As a survivor of a sex crime, Andrews is one face of an issue the Supreme Court revisits Tuesday: civil commitment, which allows the government to keep sex offenders in custody even after they have served their sentences. Twenty states have such laws, including Virginia, where Andrews was held captive and repeatedly assaulted.

During Tuesday’s arguments, the justices expressed some doubts about whether the state’s duty to protect the public from “sexually dangerous” individuals might trump due process.

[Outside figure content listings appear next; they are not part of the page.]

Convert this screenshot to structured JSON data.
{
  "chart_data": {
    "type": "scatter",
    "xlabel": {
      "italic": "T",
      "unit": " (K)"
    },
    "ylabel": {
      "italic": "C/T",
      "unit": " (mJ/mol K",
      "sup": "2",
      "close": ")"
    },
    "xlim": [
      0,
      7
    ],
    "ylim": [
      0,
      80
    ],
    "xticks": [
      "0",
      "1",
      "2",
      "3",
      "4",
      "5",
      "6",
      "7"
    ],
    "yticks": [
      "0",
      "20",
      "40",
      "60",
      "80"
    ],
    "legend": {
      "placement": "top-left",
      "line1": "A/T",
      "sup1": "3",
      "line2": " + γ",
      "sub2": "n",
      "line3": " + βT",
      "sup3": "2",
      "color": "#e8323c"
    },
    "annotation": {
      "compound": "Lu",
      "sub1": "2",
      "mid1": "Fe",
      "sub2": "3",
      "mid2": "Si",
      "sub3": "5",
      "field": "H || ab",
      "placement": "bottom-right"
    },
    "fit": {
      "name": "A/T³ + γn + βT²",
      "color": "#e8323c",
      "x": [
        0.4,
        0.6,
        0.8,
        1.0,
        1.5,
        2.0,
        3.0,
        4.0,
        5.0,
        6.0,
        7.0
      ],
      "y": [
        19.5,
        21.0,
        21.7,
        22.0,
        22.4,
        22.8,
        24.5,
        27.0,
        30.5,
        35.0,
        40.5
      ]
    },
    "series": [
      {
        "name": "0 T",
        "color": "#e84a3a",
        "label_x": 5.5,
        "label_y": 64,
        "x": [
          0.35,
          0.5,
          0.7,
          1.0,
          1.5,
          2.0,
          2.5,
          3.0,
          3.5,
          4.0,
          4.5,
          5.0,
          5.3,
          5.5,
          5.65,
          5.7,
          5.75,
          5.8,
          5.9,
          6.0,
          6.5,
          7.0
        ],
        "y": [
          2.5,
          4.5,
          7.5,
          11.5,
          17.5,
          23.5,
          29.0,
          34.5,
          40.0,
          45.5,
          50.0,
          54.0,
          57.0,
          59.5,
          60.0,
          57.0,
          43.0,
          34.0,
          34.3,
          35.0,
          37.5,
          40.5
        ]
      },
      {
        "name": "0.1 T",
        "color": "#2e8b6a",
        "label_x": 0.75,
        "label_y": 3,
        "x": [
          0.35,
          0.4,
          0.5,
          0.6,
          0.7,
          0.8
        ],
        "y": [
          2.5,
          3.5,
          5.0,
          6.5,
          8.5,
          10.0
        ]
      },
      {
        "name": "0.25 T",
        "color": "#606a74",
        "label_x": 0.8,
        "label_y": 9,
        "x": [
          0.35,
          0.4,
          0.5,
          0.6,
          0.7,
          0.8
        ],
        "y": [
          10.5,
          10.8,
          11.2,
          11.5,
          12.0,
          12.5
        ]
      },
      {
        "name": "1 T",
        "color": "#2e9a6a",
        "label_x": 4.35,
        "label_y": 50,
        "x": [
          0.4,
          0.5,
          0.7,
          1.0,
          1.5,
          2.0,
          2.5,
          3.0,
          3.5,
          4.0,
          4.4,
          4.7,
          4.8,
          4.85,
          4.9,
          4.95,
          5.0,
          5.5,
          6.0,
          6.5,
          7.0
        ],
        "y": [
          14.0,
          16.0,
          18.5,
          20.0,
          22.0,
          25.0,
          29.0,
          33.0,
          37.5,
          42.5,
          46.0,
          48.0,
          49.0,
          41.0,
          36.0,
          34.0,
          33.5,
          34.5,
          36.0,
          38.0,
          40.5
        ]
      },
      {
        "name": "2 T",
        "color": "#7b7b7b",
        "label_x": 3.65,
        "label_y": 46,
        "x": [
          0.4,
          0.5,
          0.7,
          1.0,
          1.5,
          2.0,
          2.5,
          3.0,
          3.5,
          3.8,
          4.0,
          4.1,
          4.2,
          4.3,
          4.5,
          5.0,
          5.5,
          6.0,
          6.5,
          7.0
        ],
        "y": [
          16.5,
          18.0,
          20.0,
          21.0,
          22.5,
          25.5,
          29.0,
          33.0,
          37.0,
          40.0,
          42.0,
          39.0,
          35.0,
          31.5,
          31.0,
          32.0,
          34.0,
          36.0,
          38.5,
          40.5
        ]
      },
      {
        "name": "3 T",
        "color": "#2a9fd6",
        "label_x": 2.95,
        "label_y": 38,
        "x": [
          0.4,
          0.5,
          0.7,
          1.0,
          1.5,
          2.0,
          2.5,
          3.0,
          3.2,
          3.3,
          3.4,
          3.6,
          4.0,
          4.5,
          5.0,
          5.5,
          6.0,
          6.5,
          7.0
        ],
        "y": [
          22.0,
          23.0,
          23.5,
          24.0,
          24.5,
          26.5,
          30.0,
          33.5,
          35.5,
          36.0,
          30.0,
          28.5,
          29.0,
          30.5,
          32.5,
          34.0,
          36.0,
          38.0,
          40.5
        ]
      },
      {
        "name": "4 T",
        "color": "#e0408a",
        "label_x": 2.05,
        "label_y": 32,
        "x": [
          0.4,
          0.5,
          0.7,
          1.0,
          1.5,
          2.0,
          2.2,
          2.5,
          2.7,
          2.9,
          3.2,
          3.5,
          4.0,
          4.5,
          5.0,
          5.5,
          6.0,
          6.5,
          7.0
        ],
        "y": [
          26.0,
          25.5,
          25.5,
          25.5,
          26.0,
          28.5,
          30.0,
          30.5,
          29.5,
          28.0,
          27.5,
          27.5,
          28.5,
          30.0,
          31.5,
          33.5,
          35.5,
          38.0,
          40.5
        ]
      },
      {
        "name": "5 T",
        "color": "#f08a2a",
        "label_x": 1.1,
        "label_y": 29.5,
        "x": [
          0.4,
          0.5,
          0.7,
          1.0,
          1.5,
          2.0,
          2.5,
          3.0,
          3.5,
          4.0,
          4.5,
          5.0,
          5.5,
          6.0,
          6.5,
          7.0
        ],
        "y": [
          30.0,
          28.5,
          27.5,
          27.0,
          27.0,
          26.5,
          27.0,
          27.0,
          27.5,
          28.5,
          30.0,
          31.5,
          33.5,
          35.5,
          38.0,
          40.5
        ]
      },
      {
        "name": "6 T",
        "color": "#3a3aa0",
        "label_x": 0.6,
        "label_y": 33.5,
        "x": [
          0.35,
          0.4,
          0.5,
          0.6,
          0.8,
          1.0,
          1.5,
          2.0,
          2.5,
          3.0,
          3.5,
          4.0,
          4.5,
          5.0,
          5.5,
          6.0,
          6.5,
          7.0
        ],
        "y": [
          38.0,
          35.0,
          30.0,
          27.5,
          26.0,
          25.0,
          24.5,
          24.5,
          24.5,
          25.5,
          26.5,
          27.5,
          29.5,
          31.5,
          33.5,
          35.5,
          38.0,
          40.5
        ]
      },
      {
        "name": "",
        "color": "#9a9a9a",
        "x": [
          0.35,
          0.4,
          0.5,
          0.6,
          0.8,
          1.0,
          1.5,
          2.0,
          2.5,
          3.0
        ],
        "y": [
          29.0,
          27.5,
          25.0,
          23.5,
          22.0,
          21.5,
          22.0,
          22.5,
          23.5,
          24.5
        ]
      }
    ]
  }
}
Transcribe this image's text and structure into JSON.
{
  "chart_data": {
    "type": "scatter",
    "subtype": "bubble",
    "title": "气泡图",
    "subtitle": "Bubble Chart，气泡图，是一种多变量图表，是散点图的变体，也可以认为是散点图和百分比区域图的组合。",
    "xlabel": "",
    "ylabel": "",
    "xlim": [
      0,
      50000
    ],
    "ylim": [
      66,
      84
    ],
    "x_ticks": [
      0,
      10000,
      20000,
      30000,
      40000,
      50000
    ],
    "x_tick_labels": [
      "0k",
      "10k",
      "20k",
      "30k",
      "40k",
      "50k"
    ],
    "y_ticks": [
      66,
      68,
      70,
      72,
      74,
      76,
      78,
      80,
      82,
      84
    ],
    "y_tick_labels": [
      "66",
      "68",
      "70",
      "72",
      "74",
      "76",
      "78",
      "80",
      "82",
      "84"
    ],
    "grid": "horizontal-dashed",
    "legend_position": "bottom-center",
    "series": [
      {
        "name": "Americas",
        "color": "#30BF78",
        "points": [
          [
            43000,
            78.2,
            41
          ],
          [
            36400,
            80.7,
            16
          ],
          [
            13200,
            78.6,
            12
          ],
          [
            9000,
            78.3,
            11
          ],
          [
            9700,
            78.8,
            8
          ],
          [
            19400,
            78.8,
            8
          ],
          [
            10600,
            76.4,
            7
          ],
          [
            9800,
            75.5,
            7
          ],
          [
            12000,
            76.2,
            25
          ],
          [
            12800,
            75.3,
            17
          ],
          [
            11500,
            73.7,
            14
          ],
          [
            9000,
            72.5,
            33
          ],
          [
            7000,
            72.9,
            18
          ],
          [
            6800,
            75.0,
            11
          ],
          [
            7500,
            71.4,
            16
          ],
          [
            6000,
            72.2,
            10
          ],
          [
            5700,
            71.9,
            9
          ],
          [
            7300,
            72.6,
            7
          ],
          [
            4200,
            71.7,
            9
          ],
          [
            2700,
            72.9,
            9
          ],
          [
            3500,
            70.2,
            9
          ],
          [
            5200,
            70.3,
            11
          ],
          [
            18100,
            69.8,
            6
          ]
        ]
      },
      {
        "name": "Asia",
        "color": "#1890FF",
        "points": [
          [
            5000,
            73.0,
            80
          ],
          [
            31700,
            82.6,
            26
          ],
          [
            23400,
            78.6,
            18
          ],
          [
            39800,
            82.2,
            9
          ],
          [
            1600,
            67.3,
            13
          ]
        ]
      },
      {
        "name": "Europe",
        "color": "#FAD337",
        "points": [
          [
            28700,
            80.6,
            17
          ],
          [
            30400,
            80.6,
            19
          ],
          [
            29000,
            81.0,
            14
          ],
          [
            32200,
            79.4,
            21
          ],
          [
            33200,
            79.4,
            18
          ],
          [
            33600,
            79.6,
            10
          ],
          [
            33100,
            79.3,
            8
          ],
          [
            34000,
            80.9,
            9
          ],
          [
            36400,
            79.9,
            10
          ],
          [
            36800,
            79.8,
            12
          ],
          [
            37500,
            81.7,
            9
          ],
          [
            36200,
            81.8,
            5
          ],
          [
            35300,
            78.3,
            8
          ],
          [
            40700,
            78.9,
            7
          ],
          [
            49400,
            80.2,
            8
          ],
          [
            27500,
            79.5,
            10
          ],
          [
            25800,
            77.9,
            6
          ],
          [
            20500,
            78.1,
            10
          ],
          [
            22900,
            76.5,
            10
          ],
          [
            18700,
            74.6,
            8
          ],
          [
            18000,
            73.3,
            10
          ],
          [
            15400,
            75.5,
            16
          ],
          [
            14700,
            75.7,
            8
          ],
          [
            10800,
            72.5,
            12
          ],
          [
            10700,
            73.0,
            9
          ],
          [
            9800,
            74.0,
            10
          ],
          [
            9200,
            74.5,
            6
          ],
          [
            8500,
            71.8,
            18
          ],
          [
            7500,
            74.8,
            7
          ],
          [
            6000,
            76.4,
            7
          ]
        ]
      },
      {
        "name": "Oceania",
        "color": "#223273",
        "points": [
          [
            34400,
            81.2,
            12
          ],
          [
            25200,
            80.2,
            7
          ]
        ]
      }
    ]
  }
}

“Why doesn’t the federal government’s authority to have custody because of the criminal justice system end when the criminal justice system is exhausted?” said Chief Justice Roberts. “In other words, when the sentence is done?”

“You are talking about endangering the health and safety of people, so the government has some responsibility, doesn’t it?” countered Justice Ruth Bader Ginsburg.

CNN normally doesn’t name victims of sex crimes, but Andrews, now a victims’ advocate, agreed to tell his story.

On the other side of the debate is the first sex offender released from Virginia’s civil commitment program, and one of just a handful nationwide.

“I served my time for what I did, and I didn’t feel like I should be incarcerated again,” said this man, who asked that his identity not be revealed for fear of retribution. “It was a scary thing to know that you could be committed to a mental institution for the rest of your life.”

The man said mandatory therapy helped him, but he thinks that could have been initiated while he was in prison.”